November 2013
Babysitter abused young boy
A pervert who bought a little boy’s silence with sweets after repeatedly sexually assaulting him has been warned to expect a long prison sentence.
Robert Cook, of Eldon Drive, Harraby, was in his late teens when he regularly abused the boy, who was aged between seven and nine.
He denied doing anything wrong but at the city’s Crown Court he was found guilty of four charges of indecent assault and three of incitement to commit gross indecency.
The court heard that some of the offences, committed in the late 1980s, would have amounted to rape under modern law.

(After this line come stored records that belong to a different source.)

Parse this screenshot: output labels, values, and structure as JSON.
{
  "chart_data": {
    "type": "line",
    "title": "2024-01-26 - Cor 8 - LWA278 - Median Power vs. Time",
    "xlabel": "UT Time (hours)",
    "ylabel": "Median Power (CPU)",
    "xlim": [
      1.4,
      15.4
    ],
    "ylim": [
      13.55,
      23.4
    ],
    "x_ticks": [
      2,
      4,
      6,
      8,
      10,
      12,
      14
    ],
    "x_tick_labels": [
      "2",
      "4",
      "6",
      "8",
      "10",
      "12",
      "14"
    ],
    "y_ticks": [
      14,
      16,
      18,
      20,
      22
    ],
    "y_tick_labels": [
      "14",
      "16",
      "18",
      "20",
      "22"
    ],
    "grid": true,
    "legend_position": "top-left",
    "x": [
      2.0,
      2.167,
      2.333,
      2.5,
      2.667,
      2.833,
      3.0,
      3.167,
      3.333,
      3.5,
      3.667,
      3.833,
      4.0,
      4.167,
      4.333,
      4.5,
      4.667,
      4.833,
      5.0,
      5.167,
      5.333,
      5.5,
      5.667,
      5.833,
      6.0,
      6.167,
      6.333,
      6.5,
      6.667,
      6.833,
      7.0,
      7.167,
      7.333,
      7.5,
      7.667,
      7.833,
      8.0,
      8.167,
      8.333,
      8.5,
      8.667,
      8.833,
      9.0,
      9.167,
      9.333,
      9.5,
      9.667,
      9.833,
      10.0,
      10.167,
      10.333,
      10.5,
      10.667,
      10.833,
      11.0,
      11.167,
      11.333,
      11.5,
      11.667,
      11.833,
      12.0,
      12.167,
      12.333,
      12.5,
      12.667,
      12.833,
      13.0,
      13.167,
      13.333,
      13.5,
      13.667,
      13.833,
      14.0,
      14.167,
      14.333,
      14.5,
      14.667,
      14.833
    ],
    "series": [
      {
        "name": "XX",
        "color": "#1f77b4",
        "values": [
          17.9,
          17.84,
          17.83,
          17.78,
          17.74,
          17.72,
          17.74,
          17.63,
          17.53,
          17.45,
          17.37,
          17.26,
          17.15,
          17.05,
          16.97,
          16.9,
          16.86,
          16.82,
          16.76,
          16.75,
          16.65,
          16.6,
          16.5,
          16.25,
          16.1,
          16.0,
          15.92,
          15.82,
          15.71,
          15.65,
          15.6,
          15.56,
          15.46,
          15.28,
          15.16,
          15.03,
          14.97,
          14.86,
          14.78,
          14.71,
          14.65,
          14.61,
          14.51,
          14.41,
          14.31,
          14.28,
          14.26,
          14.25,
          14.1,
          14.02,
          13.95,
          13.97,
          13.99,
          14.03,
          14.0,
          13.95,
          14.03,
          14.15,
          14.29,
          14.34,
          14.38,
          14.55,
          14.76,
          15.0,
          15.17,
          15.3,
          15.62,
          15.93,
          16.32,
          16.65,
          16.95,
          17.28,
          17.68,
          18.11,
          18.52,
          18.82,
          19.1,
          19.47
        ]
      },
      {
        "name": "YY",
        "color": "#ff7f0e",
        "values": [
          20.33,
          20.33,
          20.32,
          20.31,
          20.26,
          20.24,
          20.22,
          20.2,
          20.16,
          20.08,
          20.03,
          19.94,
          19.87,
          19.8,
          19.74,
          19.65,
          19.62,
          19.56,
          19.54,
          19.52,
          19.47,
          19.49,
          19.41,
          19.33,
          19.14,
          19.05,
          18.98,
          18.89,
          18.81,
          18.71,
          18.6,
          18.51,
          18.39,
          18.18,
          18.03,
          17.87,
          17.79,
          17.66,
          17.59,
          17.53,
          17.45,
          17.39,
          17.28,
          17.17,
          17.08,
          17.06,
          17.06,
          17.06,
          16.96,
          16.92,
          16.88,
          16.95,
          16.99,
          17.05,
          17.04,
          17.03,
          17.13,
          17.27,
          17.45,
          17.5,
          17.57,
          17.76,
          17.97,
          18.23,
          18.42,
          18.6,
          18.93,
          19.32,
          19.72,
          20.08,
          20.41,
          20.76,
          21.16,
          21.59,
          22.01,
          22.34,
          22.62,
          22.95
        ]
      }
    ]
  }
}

Cook, who is now 39, was found not guilty of one further offence of incitement, which was alleged to have taken place in a different house from the others.
The jury took less than half an hour to reach its unanimous verdicts.
During a four-day trial the jury heard how Cook was babysitting the boy when he abused him in his living room, his bedroom and at the top of his stairs.
He gave the child sweets to ensure he did not tell anyone what he was doing.
Prosecuting barrister Tim Brennand told the court Cook committed the offences “to vent his sexual frustrations as he was emerging from puberty and adolescence”.
He said the boy had been so traumatised by what Cook did that he had suffered psychiatric problems ever since.
“He has been tormented over a period of years because of what happened to him as a child at this man’s hands,” he said.
The court heard the victim told no-one until he confided in a girlfriend six years ago.
She told the police, but they took no action because the victim had not himself made a formal complaint.
He told his mother in 2010, and though she confronted Cook about it, again no action was taken.
It was only last year that the police were called in by staff at the Carleton Clinic, where the victim was being treated for depression and other problems, the court heard.
After the verdicts, Cook, who had 153 previous convictions, though none for sex offences, was put on the sex offenders’ register, then remanded in custody for background reports.
He will be sentenced on December 19. Judge Paul Batty QC told him he had “devastated” his victim’s life, so a prison sentence “of some length” was inevitable.
“It will have to be custody – the only question is how long,” he said.
The judge told Cook: “The boy was of an age when he knew perfectly well that this was a very wrong thing to do.
“It was a course of conduct which had appalling consequences as far as your unfortunate victim is concerned.”